I have a feeling that if I told her we were going to stay at home or (even worse) go to my MIL for Christmas she would be very disappointed and probably twist it to make it sound as if she did agree to us coming round, and now we have changed our minds...

I think she just enjoys making me feel like we don't matter. That's my hunch.

OP posts:
Ellapaella · 20/09/2018 18:26

My Mum has gone to my sisters every single year for the last 5 years. To be fair We live a fairly long way from them (250 miles).
She hasn't once asked us what we're doing or whether we'd like to stay with them and has declined every invite I've made. I have 3 DC.
Her reasoning is that my sister needs her help with cooking Christmas dinner more than I do 🧐
I actually don't mind and prefer Christmas at home with My DH and DC but it is a little bit hurtful - story of my life though. I get it OP, it's a bit upsetting no matter how old you are.
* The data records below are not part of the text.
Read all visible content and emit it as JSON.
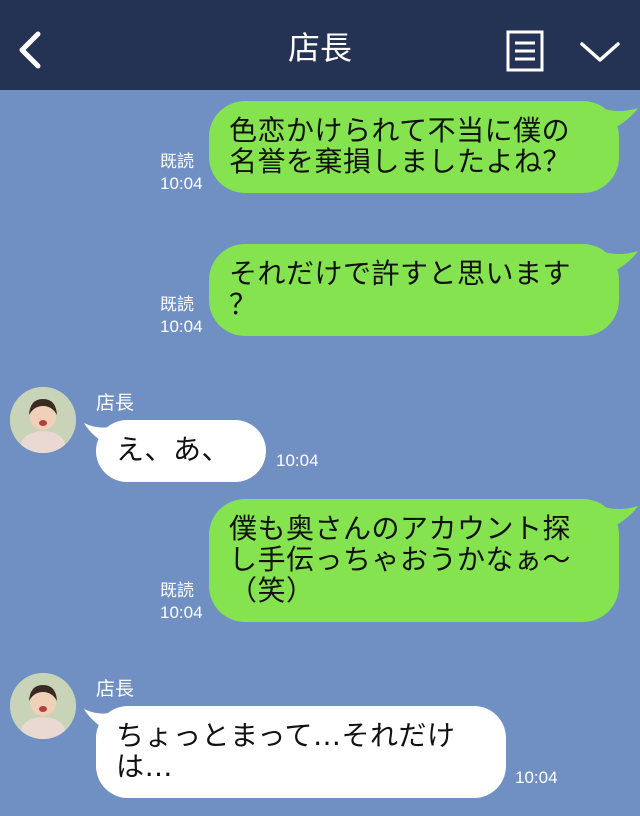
{
  "header": {
    "title": "店長",
    "back_icon": "chevron-left-icon",
    "menu_icon": "note-icon",
    "collapse_icon": "chevron-down-icon",
    "background": "#243353"
  },
  "colors": {
    "chat_background": "#7090c4",
    "sent_bubble": "#84e34f",
    "received_bubble": "#ffffff"
  },
  "messages": [
    {
      "direction": "sent",
      "text": "色恋かけられて不当に僕の\n名誉を棄損しましたよね？",
      "read": "既読",
      "time": "10:04"
    },
    {
      "direction": "sent",
      "text": "それだけで許すと思います\n？",
      "read": "既読",
      "time": "10:04"
    },
    {
      "direction": "received",
      "sender": "店長",
      "text": "え、あ、",
      "time": "10:04"
    },
    {
      "direction": "sent",
      "text": "僕も奥さんのアカウント探\nし手伝っちゃおうかなぁ～\n（笑）",
      "read": "既読",
      "time": "10:04"
    },
    {
      "direction": "received",
      "sender": "店長",
      "text": "ちょっとまって…それだけ\nは…",
      "time": "10:04"
    }
  ]
}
But console yourself by surrounding yourself with your own little family and have a lovely relaxed day at home.

BoomBoomsCousin · 20/09/2018 19:08

I think, as smaller nuclear families have become the norm and standards for childcare have increased and as society has become more individualistic, having children around has become more exhausting and something people are more prepared to say "no" to.
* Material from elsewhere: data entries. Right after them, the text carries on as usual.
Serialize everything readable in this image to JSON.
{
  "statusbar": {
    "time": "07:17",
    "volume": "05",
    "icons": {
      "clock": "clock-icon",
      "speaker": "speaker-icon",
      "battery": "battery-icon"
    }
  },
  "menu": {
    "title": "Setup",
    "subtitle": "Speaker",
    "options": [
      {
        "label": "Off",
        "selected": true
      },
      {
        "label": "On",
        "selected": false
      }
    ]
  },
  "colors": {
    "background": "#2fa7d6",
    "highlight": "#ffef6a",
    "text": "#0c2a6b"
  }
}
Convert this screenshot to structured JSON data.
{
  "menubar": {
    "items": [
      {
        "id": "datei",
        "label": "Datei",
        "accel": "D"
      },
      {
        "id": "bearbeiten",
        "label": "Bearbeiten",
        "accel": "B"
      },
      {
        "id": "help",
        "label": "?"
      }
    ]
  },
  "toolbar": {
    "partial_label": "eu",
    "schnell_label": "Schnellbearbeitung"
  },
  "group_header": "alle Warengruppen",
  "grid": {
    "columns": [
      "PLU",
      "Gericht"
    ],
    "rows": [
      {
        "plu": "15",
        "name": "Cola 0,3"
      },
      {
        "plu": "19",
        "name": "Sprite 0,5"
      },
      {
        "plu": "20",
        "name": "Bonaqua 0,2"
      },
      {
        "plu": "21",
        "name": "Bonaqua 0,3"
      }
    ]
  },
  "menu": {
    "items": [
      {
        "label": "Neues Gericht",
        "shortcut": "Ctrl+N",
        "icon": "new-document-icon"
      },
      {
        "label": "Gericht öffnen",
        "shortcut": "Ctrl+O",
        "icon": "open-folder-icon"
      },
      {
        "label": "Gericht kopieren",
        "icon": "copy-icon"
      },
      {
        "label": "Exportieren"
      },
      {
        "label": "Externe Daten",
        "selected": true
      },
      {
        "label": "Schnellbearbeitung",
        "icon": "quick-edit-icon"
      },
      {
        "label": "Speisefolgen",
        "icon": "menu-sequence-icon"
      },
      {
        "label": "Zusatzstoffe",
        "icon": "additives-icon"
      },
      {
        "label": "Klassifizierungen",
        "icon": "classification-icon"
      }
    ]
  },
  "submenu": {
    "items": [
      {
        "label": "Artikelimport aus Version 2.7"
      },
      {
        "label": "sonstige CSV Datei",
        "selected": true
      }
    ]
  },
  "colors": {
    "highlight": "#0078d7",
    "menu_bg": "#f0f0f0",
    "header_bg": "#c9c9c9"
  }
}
When you have big families coming together there is more work, but there are also more hands to share the load. The children, to a large extent, look after/entertain themselves and when they do need adults there are more around. When you have smaller families - the grandparent (or the parents!) often have greater expectations put on them. Children are less likely to be encouraged to burn off energy outside on their own. They want Granny's/Grandad's attention 1-1 more, make more noise indoors and need more thoughtful activities made available to them, often with supervision.
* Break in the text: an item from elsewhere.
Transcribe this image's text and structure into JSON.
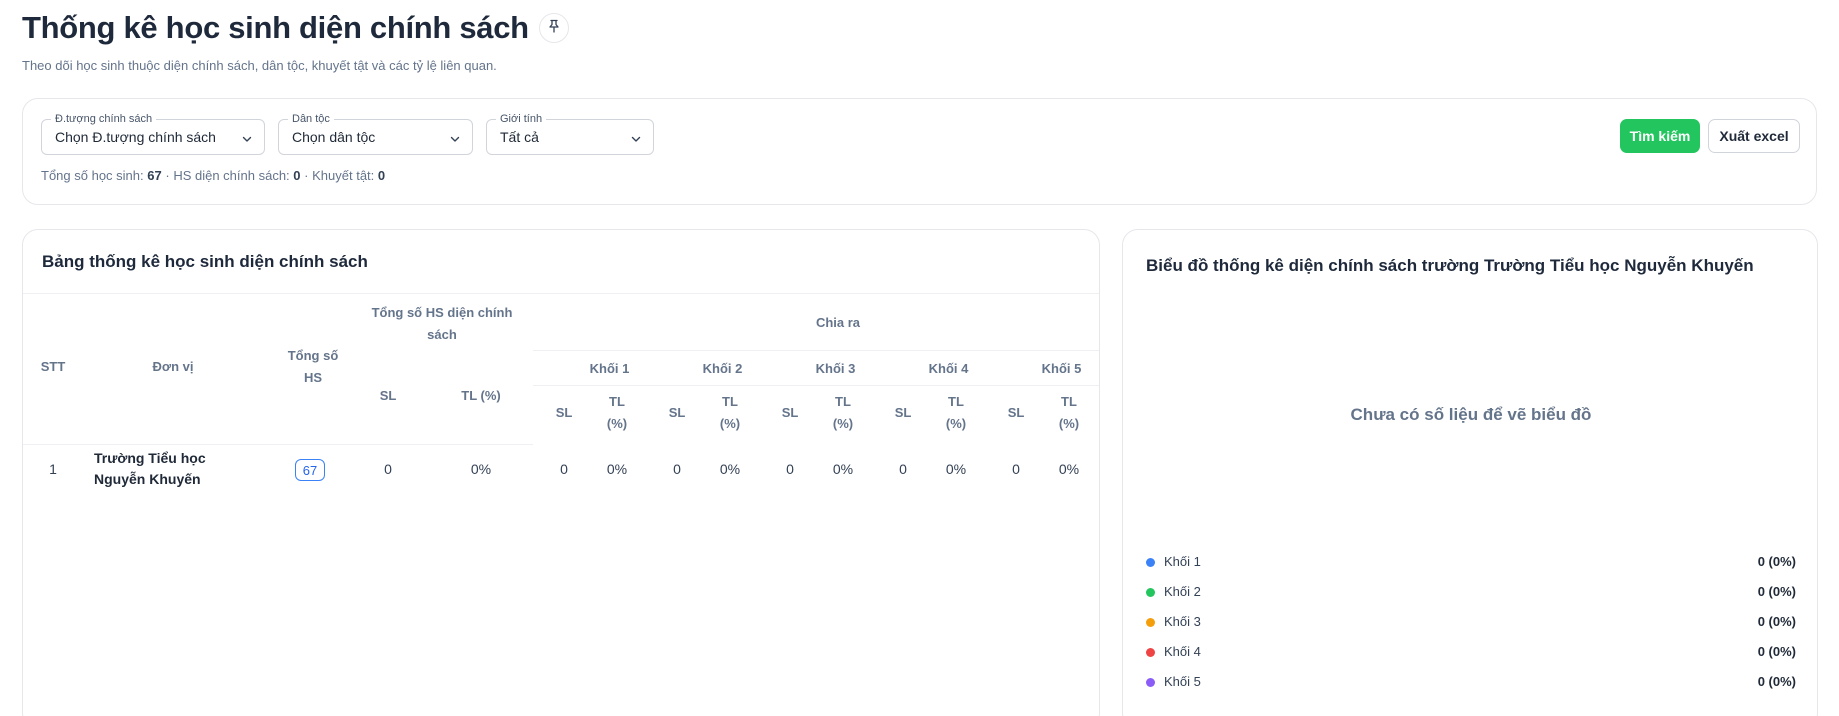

It seems to me it's a very different experience from when I used to go to my grandparents' house for a big family gathering. So I'm not surprised grandparents are less keen. I also think there were probably a lot of grandparents in the past who weren't that keen but it was what had to happen and they were used to putting on a good face and doing what they were supposed to rather than what they want - our society doesn't value that as much nowadays.

girlywhirly · 20/09/2018 20:45

Lucyloooo, if your mum decides to play the victim and twist what you’ve said, make sure you have told anyone who’s opinion matters that you decided to stay at home for Christmas because your mum already has guests staying then, and has been indecisive about whether you can stay or not. So if she starts making it out to be all your fault it won’t wash, you can say to her that she didn’t seem very enthusiastic and what is wrong with seeing you all at another time? She could be faffing about until mid December. At least this way you can get on the Christmas topic and plan your Christmas from all the good ideas on there.

She doesn’t get to be disappointed if you choose to go to your PIL either, she had her chance.

FuzzyCustard · 20/09/2018 20:47

I'm staying in a Premier Inn now. It's bloody lovely.

Zerrin13 · 20/09/2018 22:06

My adult daughter went to her partner's parents for Christmas last year and I missed her so much. I will always want all my 3 kids at my house at Christmas. I just don't understand people who have little to no interest in their grandchildren. My husband is Turkish and it would be unthinkable to not want to spend time with your grandchildren. In their culture family is everything.